A History of Wine in America, Volume 1: From the Beginnings to Prohibition
by Thomas Pinney (University of California Press, $38.95)
A History of Wine in America, Volume 2: From Prohibition to the Present
by Thomas Pinney (University of California Press, $38.95)
The first volume of Thomas Pinney’s magnum opus, A History of Wine in America, was published in 1989. It took him another 16 years to complete the second volume, and it’s understandable why. Combined, these two books are the vinous equivalent of Braudel’s historical tome Civilization and Capitalism or Churchill’s History of the English-Speaking Peoples. Pinney’s paean to American wine is sweeping, stirring, comprehensive, and insightful. It’s all the more impressive that he penned these volumes as a professor of English and not as a wine industry insider; perhaps that’s why they’re so academically rigorous.

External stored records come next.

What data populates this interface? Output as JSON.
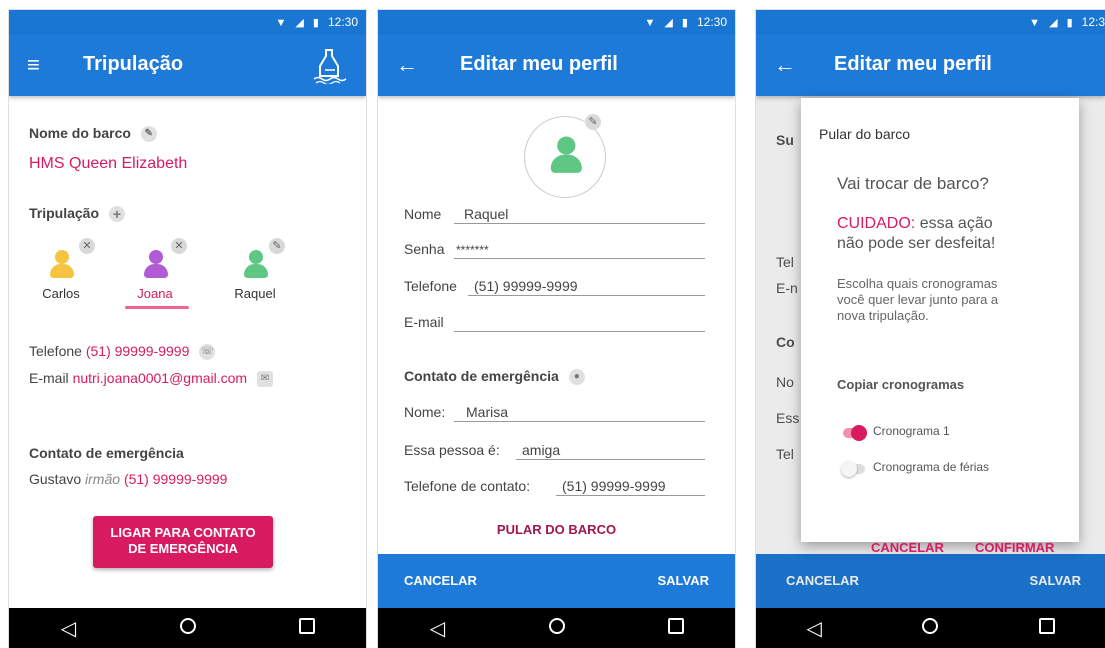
{
  "status_bar": {
    "time": "12:30",
    "time_cut": "12:3"
  },
  "screen1": {
    "title": "Tripulação",
    "boat_label": "Nome do barco",
    "boat_name": "HMS Queen Elizabeth",
    "crew_label": "Tripulação",
    "members": [
      {
        "name": "Carlos",
        "color": "#f5c542"
      },
      {
        "name": "Joana",
        "color": "#b05cd6"
      },
      {
        "name": "Raquel",
        "color": "#5ec784"
      }
    ],
    "phone_label": "Telefone",
    "phone_value": "(51) 99999-9999",
    "email_label": "E-mail",
    "email_value": "nutri.joana0001@gmail.com",
    "emergency_label": "Contato de emergência",
    "emergency_name": "Gustavo",
    "emergency_relation": "irmão",
    "emergency_phone": "(51) 99999-9999",
    "call_button": "LIGAR PARA CONTATO DE EMERGÊNCIA"
  },
  "screen2": {
    "title": "Editar meu perfil",
    "fields": [
      {
        "label": "Nome",
        "value": "Raquel"
      },
      {
        "label": "Senha",
        "value": "*******"
      },
      {
        "label": "Telefone",
        "value": "(51) 99999-9999"
      },
      {
        "label": "E-mail",
        "value": ""
      }
    ],
    "emergency_label": "Contato de emergência",
    "emergency_fields": [
      {
        "label": "Nome:",
        "value": "Marisa"
      },
      {
        "label": "Essa pessoa é:",
        "value": "amiga"
      },
      {
        "label": "Telefone de contato:",
        "value": "(51) 99999-9999"
      }
    ],
    "jump_button": "PULAR DO BARCO",
    "cancel": "CANCELAR",
    "save": "SALVAR"
  },
  "screen3": {
    "title": "Editar meu perfil",
    "bg_fragments": [
      "Su",
      "Tel",
      "E-n",
      "Co",
      "No",
      "Ess",
      "Tel"
    ],
    "dialog": {
      "title": "Pular do barco",
      "question": "Vai trocar de barco?",
      "warning_strong": "CUIDADO:",
      "warning_rest_1": "essa ação",
      "warning_rest_2": "não pode ser desfeita!",
      "desc_1": "Escolha quais cronogramas",
      "desc_2": "você quer levar junto para a",
      "desc_3": "nova tripulação.",
      "copy_label": "Copiar cronogramas",
      "options": [
        {
          "label": "Cronograma 1",
          "on": true
        },
        {
          "label": "Cronograma de férias",
          "on": false
        }
      ],
      "cancel": "CANCELAR",
      "confirm": "CONFIRMAR"
    },
    "cancel": "CANCELAR",
    "save": "SALVAR"
  }
}
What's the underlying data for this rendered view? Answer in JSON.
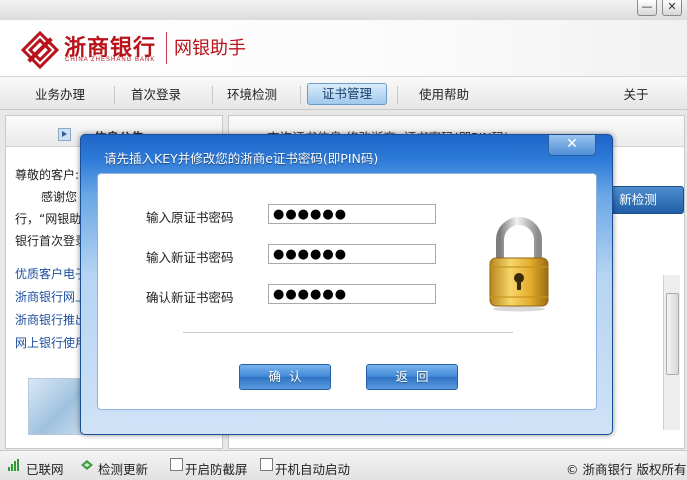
{
  "window": {
    "minimize_label": "—",
    "close_label": "✕"
  },
  "header": {
    "brand_cn": "浙商银行",
    "brand_en": "CHINA ZHESHANG BANK",
    "app_name": "网银助手",
    "brand_color": "#b9121b"
  },
  "nav": {
    "items": [
      {
        "label": "业务办理"
      },
      {
        "label": "首次登录"
      },
      {
        "label": "环境检测"
      },
      {
        "label": "证书管理",
        "active": true
      },
      {
        "label": "使用帮助"
      },
      {
        "label": "关于"
      }
    ]
  },
  "left_panel": {
    "title": "信息公告",
    "greeting": "尊敬的客户:",
    "lines": [
      "感谢您",
      "行，“网银助",
      "银行首次登录"
    ],
    "links": [
      "优质客户电子",
      "浙商银行网上",
      "浙商银行推出",
      "网上银行使用"
    ]
  },
  "right_panel": {
    "tab_text": "查询证书信息  修改浙商e证书密码(即PIN码)",
    "detect_button": "新检测"
  },
  "footer": {
    "connected": "已联网",
    "check_update": "检测更新",
    "enable_screen_protect": "开启防截屏",
    "auto_start": "开机自动启动",
    "copyright": "© 浙商银行 版权所有"
  },
  "dialog": {
    "title": "请先插入KEY并修改您的浙商e证书密码(即PIN码)",
    "close_label": "✕",
    "fields": [
      {
        "label": "输入原证书密码",
        "value": "●●●●●●"
      },
      {
        "label": "输入新证书密码",
        "value": "●●●●●●"
      },
      {
        "label": "确认新证书密码",
        "value": "●●●●●●"
      }
    ],
    "confirm_label": "确认",
    "back_label": "返回",
    "icon": "padlock-icon"
  }
}
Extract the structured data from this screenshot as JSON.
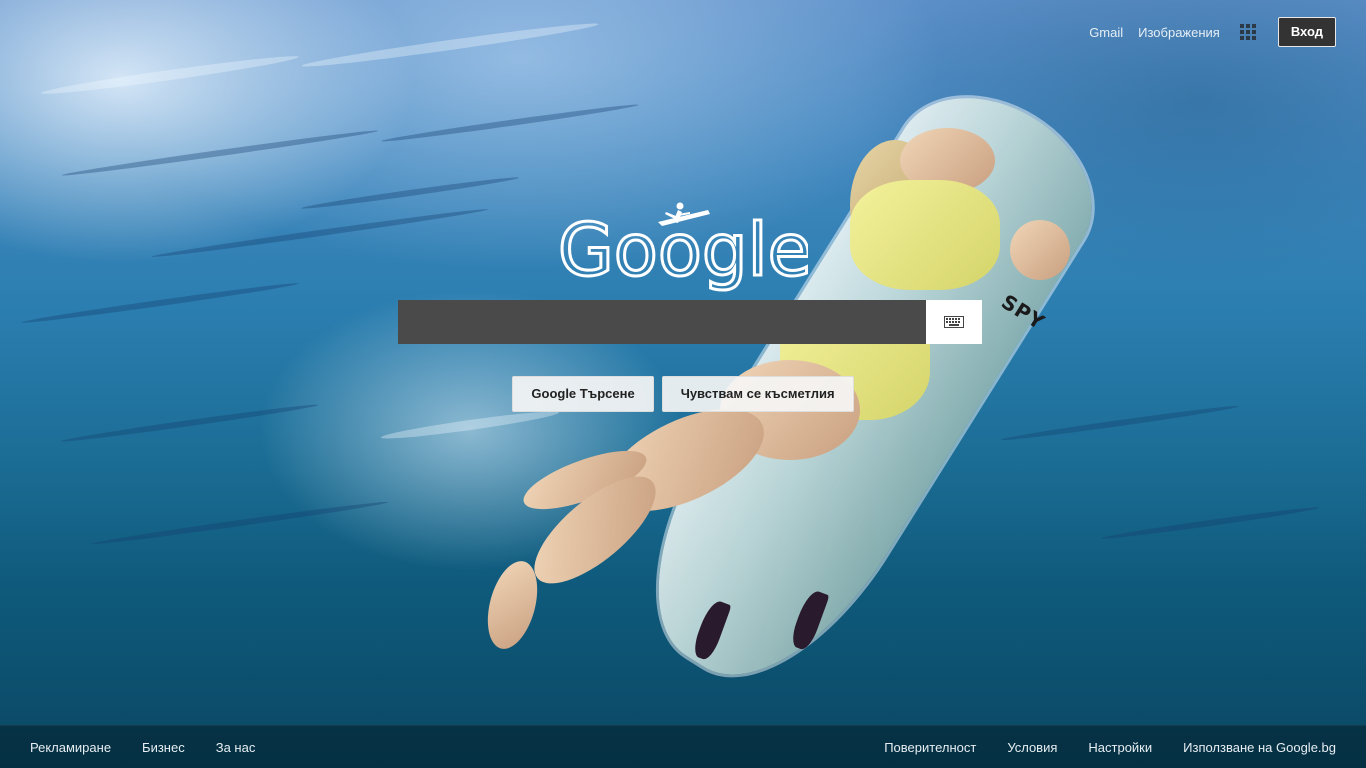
{
  "header": {
    "gmail": "Gmail",
    "images": "Изображения",
    "signin": "Вход"
  },
  "logo": {
    "text": "Google"
  },
  "search": {
    "value": "",
    "placeholder": ""
  },
  "buttons": {
    "search": "Google Търсене",
    "lucky": "Чувствам се късметлия"
  },
  "footer": {
    "left": [
      "Рекламиране",
      "Бизнес",
      "За нас"
    ],
    "right": [
      "Поверителност",
      "Условия",
      "Настройки",
      "Използване на Google.bg"
    ]
  },
  "icons": {
    "apps": "apps-grid-icon",
    "keyboard": "keyboard-icon"
  },
  "colors": {
    "signin_bg": "#333333",
    "search_field": "#4a4a4a",
    "footer_bg": "#04283880"
  }
}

Every chapter is digestible on its own, whether it’s about Frank Schoonmaker’s influence on wine quality during World War II (Chapter 6 in Volume 2) or Thomas Jefferson’s role in the establishment of serious winegrowing in the 19th century (Chapter 5 in Volume 1). If Ken Burns were to make a 12-part documentary on the history of American wine, these books would serve as its backbone.
Scott Rosenbaum is a spirits strategist for the New York–based importer and distributor T. Edward Wines. He is also an adjunct professor at New York University and Hudson County Community College, where he lectures on the history of alcohol and food.